Search code examples
pythonfilterpython-multiprocessinglazy-evaluation

python filter + multiprocessing + iterator lazy loading


I have a 2 dimensional array which produces a huge (>300GB) list of combinations, so i'd like to do lazy iteration on the iterator produced by itertools.combinations and parallelize this operation. The problem is that I need to filter the output and this isn't supported by Multiprocessing. My existing workaround for this requires loading the combinations list into memory, which also doesn't work because of the size of the list.


n_nodes = np.random.randn(10, 100)
cutoff=0.3

def node_combinations(nodes):
    return itertools.combinations(list(range(len(nodes))), 2)    

def pfilter(func, candidates):
    return np.asarray([c for c, keep in zip(candidates, pool.map(func, candidates)) if keep])

def pearsonr(xy: tuple):
    correlation_coefficient = scipy.stats.pearsonr(n_nodes[xy[0]], n_nodes[xy[1]])[0]
    if correlation_coefficient >= cutoff:
            return True
        else:
            return False


edgelist = pfilter(pearsonr, node_combinations(n_nodes))
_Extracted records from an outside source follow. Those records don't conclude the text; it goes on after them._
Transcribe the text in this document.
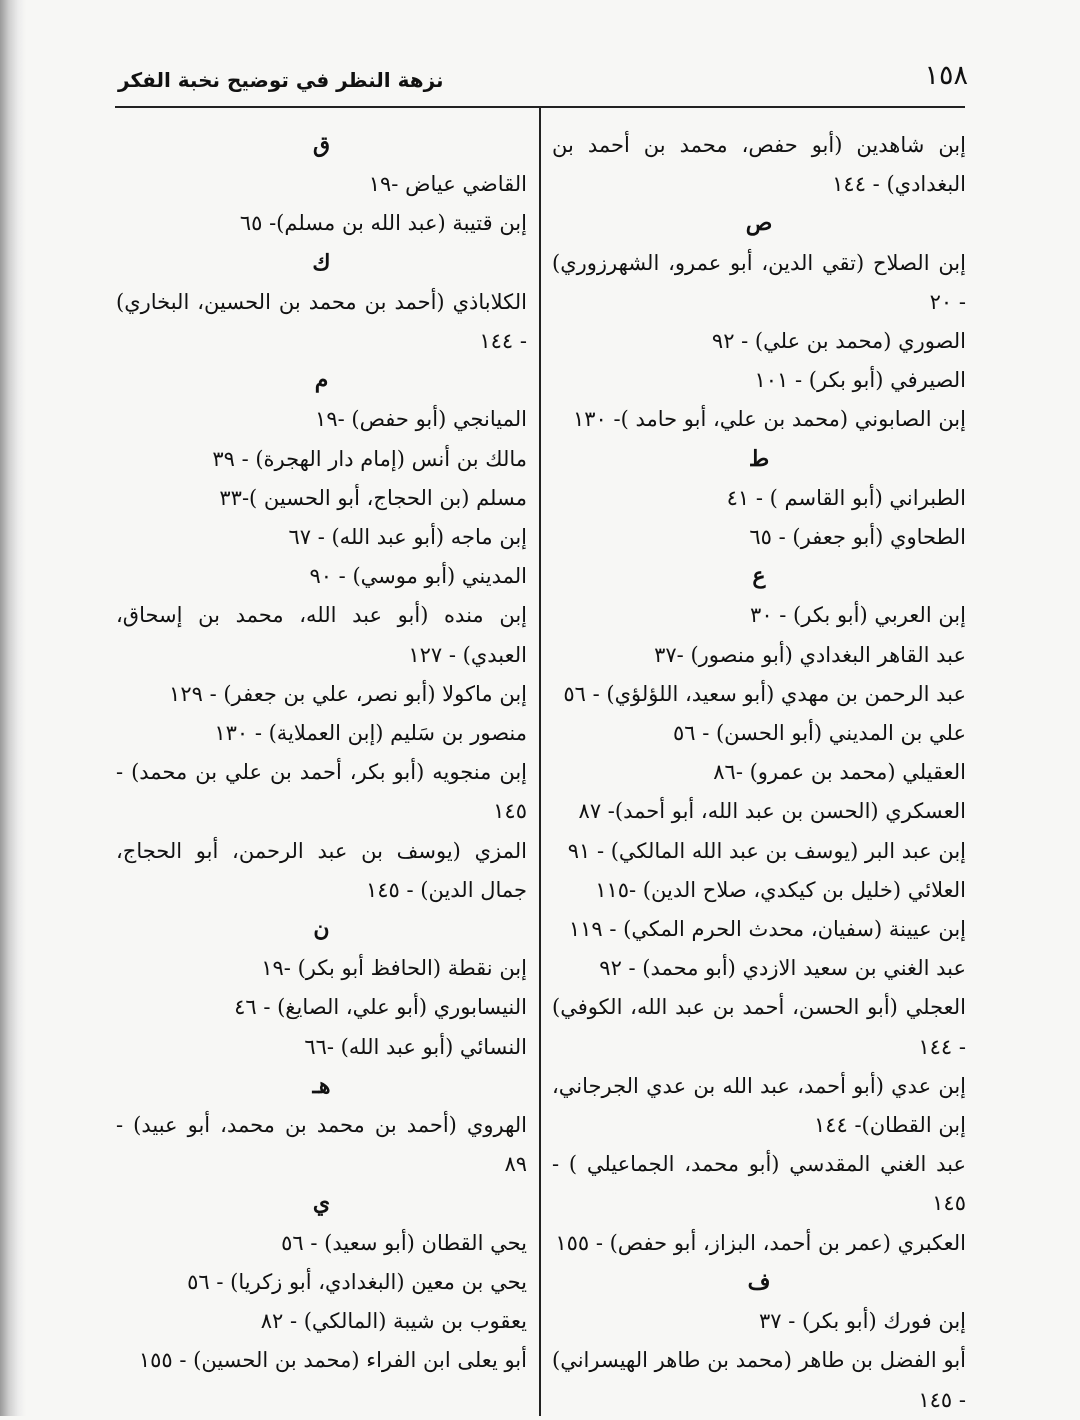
١٥٨
نزهة النظر في توضيح نخبة الفكر
إبن شاهدين (أبو حفص، محمد بن أحمد بن البغدادي) - ١٤٤
ص
إبن الصلاح (تقي الدين، أبو عمرو، الشهرزوري) - ٢٠
الصوري (محمد بن علي) - ٩٢
الصيرفي (أبو بكر) - ١٠١
إبن الصابوني (محمد بن علي، أبو حامد )- ١٣٠
ط
الطبراني (أبو القاسم ) - ٤١
الطحاوي (أبو جعفر) - ٦٥
ع
إبن العربي (أبو بكر) - ٣٠
عبد القاهر البغدادي (أبو منصور) -٣٧
عبد الرحمن بن مهدي (أبو سعيد، اللؤلؤي) - ٥٦
علي بن المديني (أبو الحسن) - ٥٦
العقيلي (محمد بن عمرو) -٨٦
العسكري (الحسن بن عبد الله، أبو أحمد)- ٨٧
إبن عبد البر (يوسف بن عبد الله المالكي) - ٩١
العلائي (خليل بن كيكدي، صلاح الدين) -١١٥
إبن عيينة (سفيان، محدث الحرم المكي) - ١١٩
عبد الغني بن سعيد الازدي (أبو محمد) - ٩٢
العجلي (أبو الحسن، أحمد بن عبد الله، الكوفي) - ١٤٤
إبن عدي (أبو أحمد، عبد الله بن عدي الجرجاني، إبن القطان)- ١٤٤
عبد الغني المقدسي (أبو محمد، الجماعيلي ) - ١٤٥
العكبري (عمر بن أحمد، البزاز، أبو حفص) - ١٥٥
ف
إبن فورك (أبو بكر) - ٣٧
أبو الفضل بن طاهر (محمد بن طاهر الهيسراني) - ١٤٥
ق
القاضي عياض -١٩
إبن قتيبة (عبد الله بن مسلم)- ٦٥
ك
الكلاباذي (أحمد بن محمد بن الحسين، البخاري) - ١٤٤
م
الميانجي (أبو حفص) -١٩
مالك بن أنس (إمام دار الهجرة) - ٣٩
مسلم (بن الحجاج، أبو الحسين )-٣٣
إبن ماجه (أبو عبد الله) - ٦٧
المديني (أبو موسي) - ٩٠
إبن منده (أبو عبد الله، محمد بن إسحاق، العبدي) - ١٢٧
إبن ماكولا (أبو نصر، علي بن جعفر) - ١٢٩
منصور بن سَليم (إبن العملاية) - ١٣٠
إبن منجويه (أبو بكر، أحمد بن علي بن محمد) - ١٤٥
المزي (يوسف بن عبد الرحمن، أبو الحجاج، جمال الدين) - ١٤٥
ن
إبن نقطة (الحافظ أبو بكر) -١٩
النيسابوري (أبو علي، الصايغ) - ٤٦
النسائي (أبو عبد الله) -٦٦
هـ
الهروي (أحمد بن محمد بن محمد، أبو عبيد) - ٨٩
ي
يحي القطان (أبو سعيد) - ٥٦
يحي بن معين (البغدادي، أبو زكريا) - ٥٦
يعقوب بن شيبة (المالكي) - ٨٢
أبو يعلى ابن الفراء (محمد بن الحسين) - ١٥٥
I'm looking for a way to do lazy evaluation of a large iterator using multiprocessing with filter instead of map.


Solution

  • The following uses a Semaphore to slow down the over eager pool thread. Not the proper solution as it doesn't fix the other issues such as that nested loops that use the same pool and loop over the result of imap have their outer loop's jobs finish before any of the inner loops jobs even get to start. But it does limit the memory usage:

    def slowdown(n=16):
        s = threading.Semaphore(n)
        def inner(it):
            for item in it:
                s.acquire()
                yield item
        def outer(it):
            for item in it:
                s.release()
                yield item
        return outer, inner
    

    This is used to wrap pool.imap as such:

    outer, inner = slowdown()
    outer(pool.imap(func, inner(candidates)))